I fatti di Gioia Tauro – ma quali fatti? Questi ultimi? È una battaglia che va avanti da anni – finora neanche una parola a stigmatizzare l’uccisione del giovane sindacalista di base Sacko Soumayla e il ferimento di due suoi compagni hanno prodotto da parte del neo-ministro dell’Interno Matteo Salvini. Una volta la Lega era ‘nordista’ e il Sud era l’obiettivo polemico, ma nonostante i reboanti proclami di un altro ministro dell’Interno leghista, Roberto Maroni, mai molto si è fatto per contrastare lo sfruttamento dei braccianti (migranti o italiani) al Sud. Una legge contro il caporalato è invece arrivata dal governo Pd. Maroni si era invece fatto notare per le polemiche contro Roberto Saviano, ‘reo’ di aver messo il dito nella piaga, ovvero di aver affermato in televisione che le mafie erano abbondantemente penetrate al Nord, e che esse lì avevano trovato in qualche misura terreno ‘fertile’ per la loro espansione.
Salvini oggi è il leader di una Lega ‘nazionale’, che non basa la propria propaganda – almeno non ufficialmente – sui ‘terroni’, e in Calabria ha ottenuto il proprio seggio. Ogni volta che va al Sud, le cronache ci raccontano di bagni di folla e accoglienze trionfanti per il leader del Carroccio. La trasformazione ha sostituito l’obiettivo polemico: se una volta erano i meridionali, oggi sono gli immigrati.
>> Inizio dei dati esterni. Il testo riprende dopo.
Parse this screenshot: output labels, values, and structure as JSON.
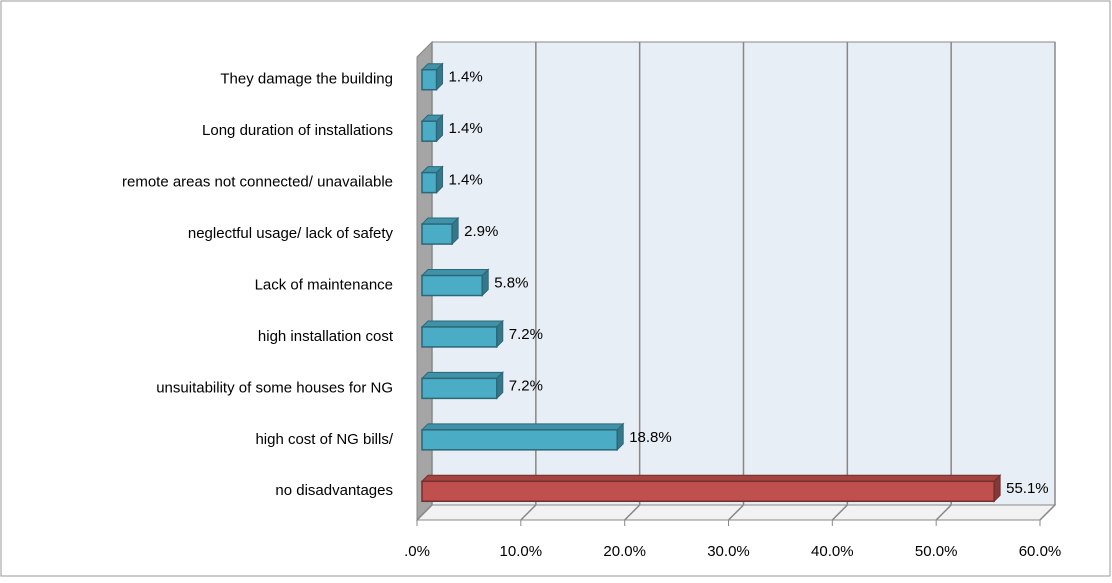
{
  "chart_data": {
    "type": "bar3d_horizontal",
    "categories": [
      "They damage the building",
      "Long duration of installations",
      "remote areas not connected/ unavailable",
      "neglectful usage/ lack of safety",
      "Lack of maintenance",
      "high installation cost",
      "unsuitability of some houses for NG",
      "high cost of NG bills/",
      "no disadvantages"
    ],
    "values": [
      1.4,
      1.4,
      1.4,
      2.9,
      5.8,
      7.2,
      7.2,
      18.8,
      55.1
    ],
    "value_labels": [
      "1.4%",
      "1.4%",
      "1.4%",
      "2.9%",
      "5.8%",
      "7.2%",
      "7.2%",
      "18.8%",
      "55.1%"
    ],
    "colors": [
      "#4bacc6",
      "#4bacc6",
      "#4bacc6",
      "#4bacc6",
      "#4bacc6",
      "#4bacc6",
      "#4bacc6",
      "#4bacc6",
      "#c0504d"
    ],
    "xlim": [
      0,
      60
    ],
    "xticks": [
      {
        "value": 0,
        "label": ".0%"
      },
      {
        "value": 10,
        "label": "10.0%"
      },
      {
        "value": 20,
        "label": "20.0%"
      },
      {
        "value": 30,
        "label": "30.0%"
      },
      {
        "value": 40,
        "label": "40.0%"
      },
      {
        "value": 50,
        "label": "50.0%"
      },
      {
        "value": 60,
        "label": "60.0%"
      }
    ],
    "grid": true
  }
}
Proprio come Sacko e i suoi compagni, proprio come quei ragazzi che più volte hanno fatto sentire potente la loro voce contro la logica dello sfruttamento che giova tanto alle ‘ndrine e che tanta vergogna getta sulla Calabria.
Poche ore prima dell’omicidio, Salvini aveva detto che per i clandestini “la pacchia è finita”. Una pacchia che quei clandestini si godono nelle campagne calabresi, a pochi euro al giorno, funzionali al sistema dello sfruttamento, un sistema che quei giovani hanno cercato più volte di scardinare, come quando hanno protestato contro il caporalato per il tentativo di portare da 5 a 7 euro (su 25 al giorno) la ‘cresta’ sul salario. Una pacchia fatta di baracche di lamiera e di condizioni disumane. Una pacchia sulla quale ogni tanto si sofferma l’occhio dei media, per poi tornare a occuparsi di questioni evidentemente considerate più urgenti, degne di maggiore attenzione.
Nel 2016 l’ex deputato comunista ed ex sindaco di Rosarno Giuseppe Lavorato ha scritto un libro per raccontare quelle lotte, e la continuità con le lotte bracciantili dal secondo dopoguerra in poi, e per protestare contro l’indifferenza dei media e le passerelle inconcludenti dei politici. In quel testo dal titolo Rosarno. Conflitti sociali e lotte politiche in un crocevia di popoli, sofferenze e speranze (Città del Sole), il politico ha ricordato come “in questi ultimi anni alcuni settimanali nazionali hanno scoperto il grande malaffare che si consuma nell’agricoltura. Per scoprirlo prima, bastava porre attenzione ai nostri cortei di lotta degli anni 1999-2000. Quando a Rosarno, Polistena e in altri paesi della Piana migliaia di agricoltori, con i sindaci in testa, combattevano per chiedere i controlli severi dello Stato contro le truffe e le rapine perpetrate dalle ‘ndrine e dai loro complici. Negli stessi anni, invece, in alcune parti del nord del Paese si organizzavano manifestazioni per chiedere allo Stato di chiudere gli occhi sulle truffe delle quote latte. Anche allora, come negli anni 70, la stampa nazionale diede risalto a quest’ultimi, senza nemmeno adeguatamente biasimarli, anzi in alcuni casi coccolandoli. Ed oscurò le legittime battaglie che provenivano dalla Calabria e non diede alcuna informazione sul fatto che la lotta per l’affermazione della legalità, in quell’occasione, veniva dai territori più afflitti del Sud”.
Ecco, noi adesso ci aspettiamo che il ministro Salvini, parlamentare eletto in Calabria, pur ‘rappresentando la nazione’, si faccia non solo portavoce, ma che proponga azioni volte a contrastare lo sfruttamento. E che comprenda che i soggetti di diritto non si discriminano sulla base del colore della pelle, e che un lavoratore, clandestino, immigrato regolare, italiano che sia, è un lavoratore che ha diritto di non essere sfruttato. Perché in Calabria gli italiani hanno più volte affermato di stare accanto a quei migranti, di sentirsi compagni di una stessa lotta, la lotta per la dignità del lavoro, contro lo sfruttamento e contro la mafia. E i migranti ci hanno spiegato che la lotta per la dignità del lavoro è una lotta contro le mafie.